當然,他還是不相信她能爲了得到他一個吻,會豁的出去,畢竟這周圍來來往往的人還不少。
誰知,心寶每次都能刷新在他心裡的印象,只見她不捨的鬆開了薄寒初的手,然後躺在碎石路上,默默的滾了一圈。
薄寒初,“……”
周圍的人,“……”
心寶滾完了蹦了起來,一點兒都不覺得自己剛剛的行爲有多麼的羞恥,摟着他精瘦的腰,感覺着手下僨張的紋理,開懷的不得了,“說話算話哦,我滾啦,你吻我。”
薄寒初被她沒下限的行爲弄得無語了片刻後,嘆息了一聲,“雷心寶,你知道不知道羞字怎麼寫?”
心寶以爲他要反悔,剛要跟他爭辯一番,卻突然震住。
他柔軟溫暖的脣貼着自己,那麼的溫柔。
心寶覺得,她的心臟快要跳出來。
但也就是一瞬而已,下一秒,她就嘗試着去迴應他,調皮的要撬開他的牙齒。
薄寒初的眼眸暗了些許,微微張開,縱容了她的任性。
心寶像是陽光下饜足的小貓,抱他抱的更緊了。
一吻之後,心寶精緻的小臉都變成了誘人的粉紅色。
薄寒初的喉嚨動了動,牽着她的手往食堂走,不顧身邊路人揶揄豔羨的目光。
心寶的心情飛揚的像是吃了炫邁,根本停不下來。
她覺得阿初應該也是有一丟丟喜歡她噠。
“阿初,你知道嘛,鴿子包養了一個窮學生。”
薄寒初聞言,眉心一動。
心寶渾不感知的小心的睇了她一眼,道,“你覺得,我可不可以也包養一個呢?”
薄寒初冷哼了一聲,“你可以試試。”
“結果會怎麼樣呢?”
“打斷你的腿。”
心寶笑的愈發的甜蜜。
嗯,阿初果然有一丟丟喜歡她。
……
呂楚燃趕到墨夜酒吧的時候,溫佳歌剛洗完澡,穿着一身白色的浴袍從浴室裡走出來。
她墨黑色的長髮還在滴着水,浴袍鬆鬆的系在腰間,露出胸前白嫩的皮膚。
黑白相襯,看起來十分的養眼。
呂楚燃覺得,他好像有點兒把持不住。
溫佳歌也沒想到他會來的這麼快,下意識的緊了緊浴袍,微微蹙眉看着他,“你不用上課的麼?”
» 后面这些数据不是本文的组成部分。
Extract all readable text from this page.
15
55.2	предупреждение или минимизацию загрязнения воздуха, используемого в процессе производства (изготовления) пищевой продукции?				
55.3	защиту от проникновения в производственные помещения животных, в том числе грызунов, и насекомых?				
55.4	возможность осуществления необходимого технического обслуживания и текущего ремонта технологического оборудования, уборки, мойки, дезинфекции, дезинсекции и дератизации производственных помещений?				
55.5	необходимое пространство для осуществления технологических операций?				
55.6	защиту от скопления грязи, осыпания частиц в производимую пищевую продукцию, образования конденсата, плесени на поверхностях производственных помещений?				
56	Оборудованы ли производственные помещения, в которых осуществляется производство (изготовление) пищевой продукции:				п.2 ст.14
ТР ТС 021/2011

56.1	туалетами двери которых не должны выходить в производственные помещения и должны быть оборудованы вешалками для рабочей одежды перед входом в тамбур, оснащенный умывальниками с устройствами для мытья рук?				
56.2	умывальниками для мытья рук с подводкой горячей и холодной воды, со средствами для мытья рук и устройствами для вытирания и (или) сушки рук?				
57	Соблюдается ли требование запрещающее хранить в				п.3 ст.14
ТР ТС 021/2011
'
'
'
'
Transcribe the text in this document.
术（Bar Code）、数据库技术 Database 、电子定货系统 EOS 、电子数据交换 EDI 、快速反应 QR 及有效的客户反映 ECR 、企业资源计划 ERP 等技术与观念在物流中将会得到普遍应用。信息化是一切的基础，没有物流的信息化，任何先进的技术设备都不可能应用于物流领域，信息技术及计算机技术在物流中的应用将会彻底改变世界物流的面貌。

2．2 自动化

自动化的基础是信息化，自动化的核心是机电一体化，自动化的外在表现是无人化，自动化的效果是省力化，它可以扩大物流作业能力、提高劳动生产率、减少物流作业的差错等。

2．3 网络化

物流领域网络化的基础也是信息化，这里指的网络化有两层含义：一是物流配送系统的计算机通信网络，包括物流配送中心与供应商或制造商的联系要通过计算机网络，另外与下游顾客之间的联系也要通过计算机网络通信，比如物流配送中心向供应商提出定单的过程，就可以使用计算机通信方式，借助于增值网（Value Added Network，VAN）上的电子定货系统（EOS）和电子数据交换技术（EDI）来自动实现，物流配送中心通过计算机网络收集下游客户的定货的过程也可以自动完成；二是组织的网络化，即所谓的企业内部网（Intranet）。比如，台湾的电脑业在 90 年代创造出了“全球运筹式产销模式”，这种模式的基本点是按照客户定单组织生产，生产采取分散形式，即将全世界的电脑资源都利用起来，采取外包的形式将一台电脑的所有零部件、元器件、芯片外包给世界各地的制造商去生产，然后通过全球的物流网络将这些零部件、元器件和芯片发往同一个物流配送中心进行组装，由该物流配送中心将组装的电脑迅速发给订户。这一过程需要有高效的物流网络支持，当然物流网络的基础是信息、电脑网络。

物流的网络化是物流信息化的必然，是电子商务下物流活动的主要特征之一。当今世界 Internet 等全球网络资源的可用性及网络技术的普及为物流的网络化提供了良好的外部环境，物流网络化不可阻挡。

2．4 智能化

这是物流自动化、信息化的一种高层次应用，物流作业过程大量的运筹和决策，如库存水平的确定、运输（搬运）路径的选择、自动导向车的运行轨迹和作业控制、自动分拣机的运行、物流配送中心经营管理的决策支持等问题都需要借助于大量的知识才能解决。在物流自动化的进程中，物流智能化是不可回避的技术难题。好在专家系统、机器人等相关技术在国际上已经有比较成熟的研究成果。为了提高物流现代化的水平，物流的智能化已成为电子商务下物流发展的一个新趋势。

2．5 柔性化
“嗯,大四,已經開始找醫院實習了。”呂楚燃盡量讓自己看起來不那麼像一頭餓狼,有損形象。
他本着要好好照顧小金主的原則走過去拿過她手裡的毛巾給她擦溼漉漉的頭髮。
溫佳歌怔了怔,倒是很享受他溫柔的動作。
呂楚燃感覺擦的不滴水的時候,又拿來吹風機,調到舒適的溫度開始仔細的給她吹着頭髮。
溫暖的風讓人感覺很舒服,溫佳歌閉着眼,慢慢的靠在他的懷裡。
呂楚燃的身子一繃,握着吹風機的手也緊了緊,不自然的咳了一聲,視線無意的瞥了一眼自己的小夥伴。
麻痹什麼情況?
就靠了一下你至於那麼激動嗎?
還特麼是隔着衣服靠的。
呂楚燃很鄙視小夥伴的沒出息。
等溫佳歌的頭髮吹得只剩下髮尾微溼的時候,呂楚燃拔掉了吹風機的電源,低頭吻了吻她清香的發心。
聲音低沉蠱惑,“我去洗澡?”
溫佳歌睜開了眼睛,點了點頭。
等呂楚燃走進浴室,裡面響起了水流聲的時候,溫佳歌拿出了她放在櫃子裡的衣服。
她剛纔自己回到商場裡,又給呂楚燃買了一身衣服。
跟心寶那個傻缺很像,也是裡裡外外買了個全。
不過是買賣關係,她這樣是不是太主動了,不是很好。
拿着袋子正猶豫,呂楚燃已經洗完澡出來了。
因爲主要目的就是給小金主治病,所以他故意把自己整的很性感。
大片的胸肌暴露在空氣裡,細碎的短髮帥氣的立着,他連脣角的弧度都是邪魅的剛剛好,不差分毫,很容易讓人噴鼻血。
但是這並不包括溫佳歌。
她對於眼前的美色只是呼吸滯了滯,就恢復了正常,語氣很平靜的誇獎他,“挺好看的。”
呂楚燃卻自動自發的把她的話翻譯成——呵呵,挺好看個【嗶】!
有一瞬間的挫敗,他定了定神,突然發現了溫佳歌手裡來不及放進櫃子裡的印着名牌Logo的袋子。
“這是,給我買的?”他不確定的問。
這幾個牌子都是男裝吧?
溫佳歌的手上的力道緊了緊,既然被他發現了,也就沒什麼好掩飾的。
很隨意的把袋子塞進他的懷裡,“嗯,逛街順便幫你買的,試試看吧。”
呂楚燃愣了一下。
他是真的愣住了。
雖然小金主在他的心裡多多少少跟別的女人是不一樣的,但是在這個圈子裡,有錢有權的豪門小姐們他見得太多了,表面上都是名媛淑女,實際都比他能玩的開。
他以爲,小金主也是不甘寂寞的那種姑娘。
說白了,一提到錢,誰還去想感情啊?
但是沒想到,她居然會這麼的細心。
呂楚燃拿着袋子發着呆。
溫佳歌皺眉,“你不喜歡?”
“沒,”呂楚燃反應慢了一下,“我很喜歡。”
“嗯,我不知道你的尺寸,只是猜着買的,要是不合適的話再去幫你換一下。”
“幫我換?”呂楚燃又有點兒呆住。
“不然呢?”溫佳歌反問他,她覺得今天阿燃有點兒不對勁兒,“你是身體不舒服嗎?如果是的話你就回去休息吧。”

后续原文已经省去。